God in His wisdom has decreed that a person must have faith that He exists. He is looking for a people who will, on the basis of evidence all around them, believe that there is a Creator and seek to know Him. We’re told in John 4:24 that God is spirit. But He has provided Mankind ample material objects as well as the life principle in living things that demonstrate that He is there. The writer to the Hebrews cautioned that apart from believing that God is, a person cannot please Him. John, the beloved disciple, wrote his gospel, epistles, and the book of Revelation after all other books in the canon of scripture had been penned. In his gospel, he made belief a main theme. It seems the Holy Spirit deemed it necessary to have John major on the theme of belief to underscore the topic, though belief is not limited to the fourth gospel.

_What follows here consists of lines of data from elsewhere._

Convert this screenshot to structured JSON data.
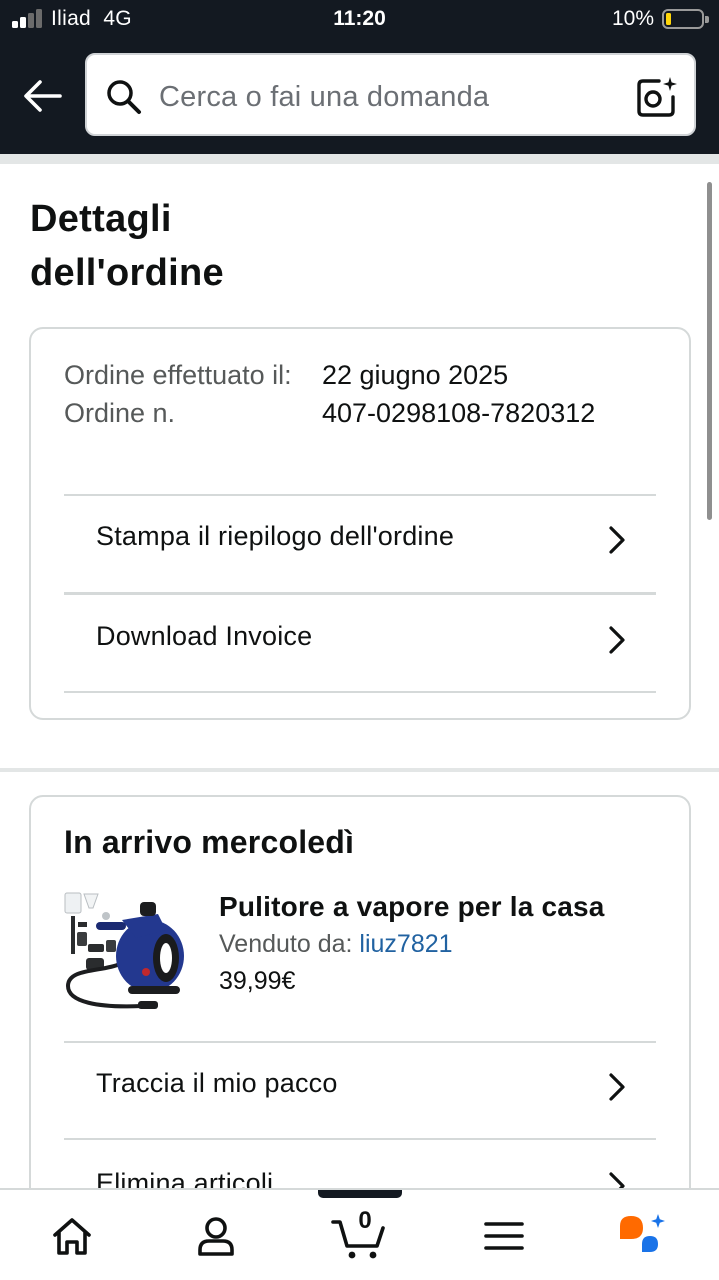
{
  "status_bar": {
    "carrier": "Iliad",
    "network": "4G",
    "time": "11:20",
    "battery_percent": "10%",
    "battery_level": 0.1,
    "signal_bars_active": 2
  },
  "header": {
    "search_placeholder": "Cerca o fai una domanda",
    "icons": [
      "back-arrow-icon",
      "search-icon",
      "camera-lens-icon"
    ]
  },
  "page": {
    "title": "Dettagli dell'ordine"
  },
  "order_summary": {
    "label_date": "Ordine effettuato il:",
    "label_number": "Ordine n.",
    "date": "22 giugno 2025",
    "number": "407-0298108-7820312",
    "actions": [
      {
        "label": "Stampa il riepilogo dell'ordine"
      },
      {
        "label": "Download Invoice"
      }
    ]
  },
  "shipment": {
    "arrival": "In arrivo mercoledì",
    "product": {
      "name": "Pulitore a vapore per la casa",
      "sold_by_label": "Venduto da:",
      "seller": "liuz7821",
      "price": "39,99€"
    },
    "actions": [
      {
        "label": "Traccia il mio pacco"
      },
      {
        "label": "Elimina articoli"
      }
    ]
  },
  "bottom_nav": {
    "cart_count": "0",
    "items": [
      "home-icon",
      "account-icon",
      "cart-icon",
      "menu-icon",
      "rufus-ai-icon"
    ]
  },
  "colors": {
    "header_bg": "#131921",
    "link": "#2162a1",
    "border": "#d5d9d9",
    "battery_low": "#ffd60a",
    "ai_orange": "#ff6a00",
    "ai_blue": "#1a73e8"
  }
}
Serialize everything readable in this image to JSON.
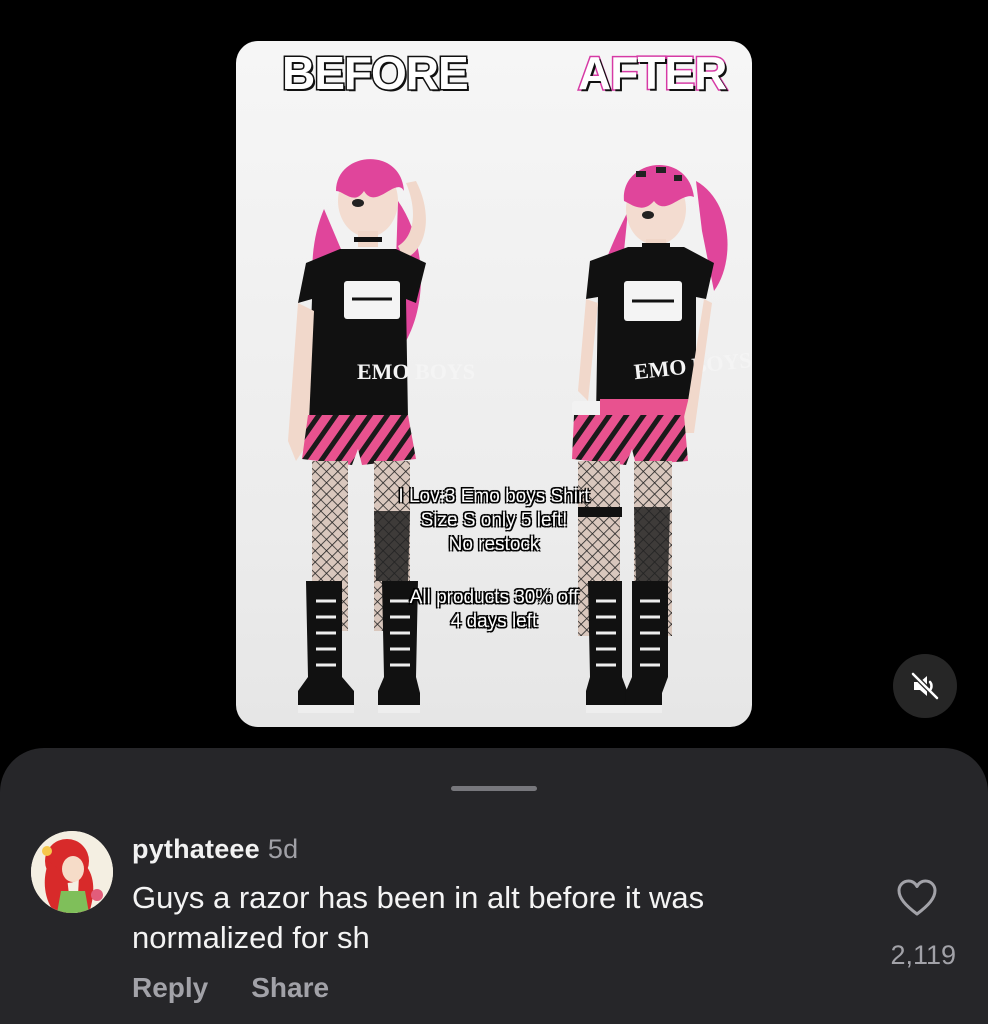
{
  "media": {
    "before_label": "BEFORE",
    "after_label": "AFTER",
    "shirt_text": "EMO BOYS",
    "overlay_line1": "I Lov:3 Emo boys Shirt",
    "overlay_line2": "Size S only 5 left!",
    "overlay_line3": "No restock",
    "overlay_line4": "All products 30% off",
    "overlay_line5": "4 days left",
    "mute_icon": "speaker-muted-icon"
  },
  "comment": {
    "username": "pythateee",
    "timestamp": "5d",
    "text": "Guys a razor has been in alt before it was normalized for sh",
    "reply_label": "Reply",
    "share_label": "Share",
    "like_icon": "heart-outline-icon",
    "like_count": "2,119"
  },
  "colors": {
    "background": "#000000",
    "sheet": "#262629",
    "accent_pink": "#e0459b",
    "secondary_text": "#a2a2a8"
  }
}
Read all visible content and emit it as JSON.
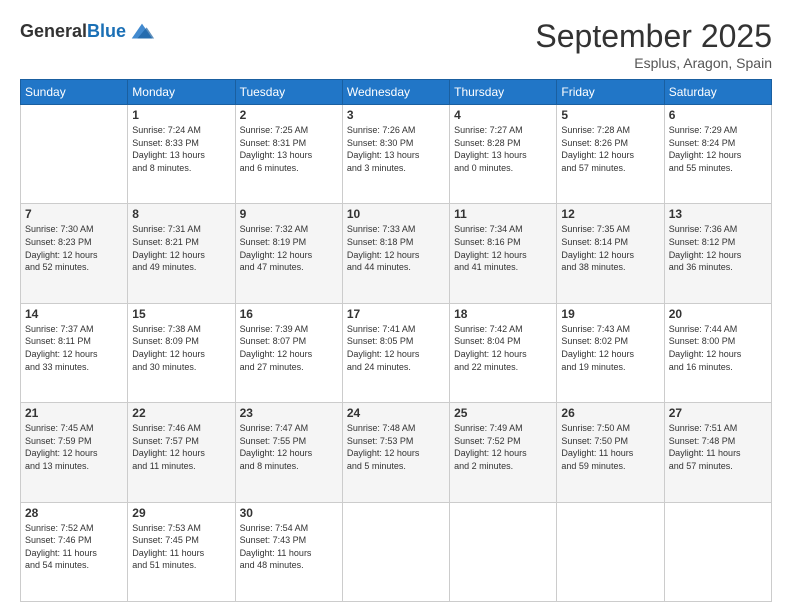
{
  "header": {
    "logo_general": "General",
    "logo_blue": "Blue",
    "month": "September 2025",
    "location": "Esplus, Aragon, Spain"
  },
  "weekdays": [
    "Sunday",
    "Monday",
    "Tuesday",
    "Wednesday",
    "Thursday",
    "Friday",
    "Saturday"
  ],
  "weeks": [
    [
      {
        "day": "",
        "text": ""
      },
      {
        "day": "1",
        "text": "Sunrise: 7:24 AM\nSunset: 8:33 PM\nDaylight: 13 hours\nand 8 minutes."
      },
      {
        "day": "2",
        "text": "Sunrise: 7:25 AM\nSunset: 8:31 PM\nDaylight: 13 hours\nand 6 minutes."
      },
      {
        "day": "3",
        "text": "Sunrise: 7:26 AM\nSunset: 8:30 PM\nDaylight: 13 hours\nand 3 minutes."
      },
      {
        "day": "4",
        "text": "Sunrise: 7:27 AM\nSunset: 8:28 PM\nDaylight: 13 hours\nand 0 minutes."
      },
      {
        "day": "5",
        "text": "Sunrise: 7:28 AM\nSunset: 8:26 PM\nDaylight: 12 hours\nand 57 minutes."
      },
      {
        "day": "6",
        "text": "Sunrise: 7:29 AM\nSunset: 8:24 PM\nDaylight: 12 hours\nand 55 minutes."
      }
    ],
    [
      {
        "day": "7",
        "text": "Sunrise: 7:30 AM\nSunset: 8:23 PM\nDaylight: 12 hours\nand 52 minutes."
      },
      {
        "day": "8",
        "text": "Sunrise: 7:31 AM\nSunset: 8:21 PM\nDaylight: 12 hours\nand 49 minutes."
      },
      {
        "day": "9",
        "text": "Sunrise: 7:32 AM\nSunset: 8:19 PM\nDaylight: 12 hours\nand 47 minutes."
      },
      {
        "day": "10",
        "text": "Sunrise: 7:33 AM\nSunset: 8:18 PM\nDaylight: 12 hours\nand 44 minutes."
      },
      {
        "day": "11",
        "text": "Sunrise: 7:34 AM\nSunset: 8:16 PM\nDaylight: 12 hours\nand 41 minutes."
      },
      {
        "day": "12",
        "text": "Sunrise: 7:35 AM\nSunset: 8:14 PM\nDaylight: 12 hours\nand 38 minutes."
      },
      {
        "day": "13",
        "text": "Sunrise: 7:36 AM\nSunset: 8:12 PM\nDaylight: 12 hours\nand 36 minutes."
      }
    ],
    [
      {
        "day": "14",
        "text": "Sunrise: 7:37 AM\nSunset: 8:11 PM\nDaylight: 12 hours\nand 33 minutes."
      },
      {
        "day": "15",
        "text": "Sunrise: 7:38 AM\nSunset: 8:09 PM\nDaylight: 12 hours\nand 30 minutes."
      },
      {
        "day": "16",
        "text": "Sunrise: 7:39 AM\nSunset: 8:07 PM\nDaylight: 12 hours\nand 27 minutes."
      },
      {
        "day": "17",
        "text": "Sunrise: 7:41 AM\nSunset: 8:05 PM\nDaylight: 12 hours\nand 24 minutes."
      },
      {
        "day": "18",
        "text": "Sunrise: 7:42 AM\nSunset: 8:04 PM\nDaylight: 12 hours\nand 22 minutes."
      },
      {
        "day": "19",
        "text": "Sunrise: 7:43 AM\nSunset: 8:02 PM\nDaylight: 12 hours\nand 19 minutes."
      },
      {
        "day": "20",
        "text": "Sunrise: 7:44 AM\nSunset: 8:00 PM\nDaylight: 12 hours\nand 16 minutes."
      }
    ],
    [
      {
        "day": "21",
        "text": "Sunrise: 7:45 AM\nSunset: 7:59 PM\nDaylight: 12 hours\nand 13 minutes."
      },
      {
        "day": "22",
        "text": "Sunrise: 7:46 AM\nSunset: 7:57 PM\nDaylight: 12 hours\nand 11 minutes."
      },
      {
        "day": "23",
        "text": "Sunrise: 7:47 AM\nSunset: 7:55 PM\nDaylight: 12 hours\nand 8 minutes."
      },
      {
        "day": "24",
        "text": "Sunrise: 7:48 AM\nSunset: 7:53 PM\nDaylight: 12 hours\nand 5 minutes."
      },
      {
        "day": "25",
        "text": "Sunrise: 7:49 AM\nSunset: 7:52 PM\nDaylight: 12 hours\nand 2 minutes."
      },
      {
        "day": "26",
        "text": "Sunrise: 7:50 AM\nSunset: 7:50 PM\nDaylight: 11 hours\nand 59 minutes."
      },
      {
        "day": "27",
        "text": "Sunrise: 7:51 AM\nSunset: 7:48 PM\nDaylight: 11 hours\nand 57 minutes."
      }
    ],
    [
      {
        "day": "28",
        "text": "Sunrise: 7:52 AM\nSunset: 7:46 PM\nDaylight: 11 hours\nand 54 minutes."
      },
      {
        "day": "29",
        "text": "Sunrise: 7:53 AM\nSunset: 7:45 PM\nDaylight: 11 hours\nand 51 minutes."
      },
      {
        "day": "30",
        "text": "Sunrise: 7:54 AM\nSunset: 7:43 PM\nDaylight: 11 hours\nand 48 minutes."
      },
      {
        "day": "",
        "text": ""
      },
      {
        "day": "",
        "text": ""
      },
      {
        "day": "",
        "text": ""
      },
      {
        "day": "",
        "text": ""
      }
    ]
  ]
}
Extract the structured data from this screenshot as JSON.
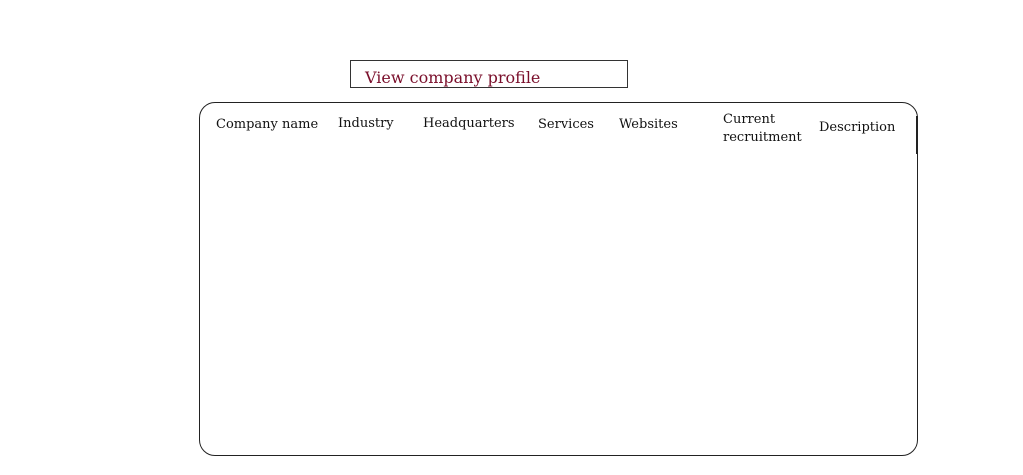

The word believe in the Greek language shares the same root as the word for faith. The Greek is pisteo and pistis, respectively. Obviously, to believe is to have faith. John used the word pisteo more than any other writer in the bible. The word is found nearly one hundred times in John’s gospel. One might assume that by the latter part of the first century, John penned all his works, the need for faith was emphasized all the more. Due to the increasing length of time since Jesus was on the earth. John broached the subject of belief early on. John 1:7 and 12. And he said toward the gospel that it was the main reason that he wrote the book. The Spirit, through John was intent in setting forth strongly the need to believe initially in Jesus the Christ, and then to go on believing.
Paul wrote earlier than John, but he also set forth the need of people to live by faith. What does the bible mean when it commands us to believe? Is it merely to assent to what the scriptures teach? Is it enough to nod the head and say one has faith? Hardly. There’s a particular verse in which we find the word believe twice and it is to that verse we turn to define what saving faith is all about. The last verse of the third chapter of John’s gospel is where we want to look to uncover an important truth. It is not so evident at first glance. It’s verse 36 of the third chapter of John. “He that believeth on the son hath everlasting life and he that believeth not the son shall not see life, the wrath of God abideth on him.”
The English word believeth, found twice here, translate two different Greek words. When we discover their differences, we will get a better grasp on what it means to believe. The first word is the extremely common word for believe: pisteo. It’s Johns favorite word in this book. It means to believe and rely on. That second time we see the word believeth, it translates the Greek word apeitheo. It means to obey. This is obedient faith. It is to act on what one believes. It is faith in action. Therefore, we might translate the verse “he that believeth on the son hath everlasting life, and he that does not obey the son shall not see life, but the wrath of God abideth on him”. This word is not used nearly as many times in the New Testament as the former; just this once in the gospel of John. Yet it sheds an eternity of life on the matter of belief. It is a truth we need to get a firm grip on as well as to be able to explain to others. Too many have paid mere lip service to Jesus without showing any dedication or inclination to obey Christ in daily life. It may have been this verse, John 3:36, that moved Jonathan Edwards to preach his famous sermon, “Sinners in the Hands of an Angry God”. May the truth of this verse move many to escape the wrath that is to come.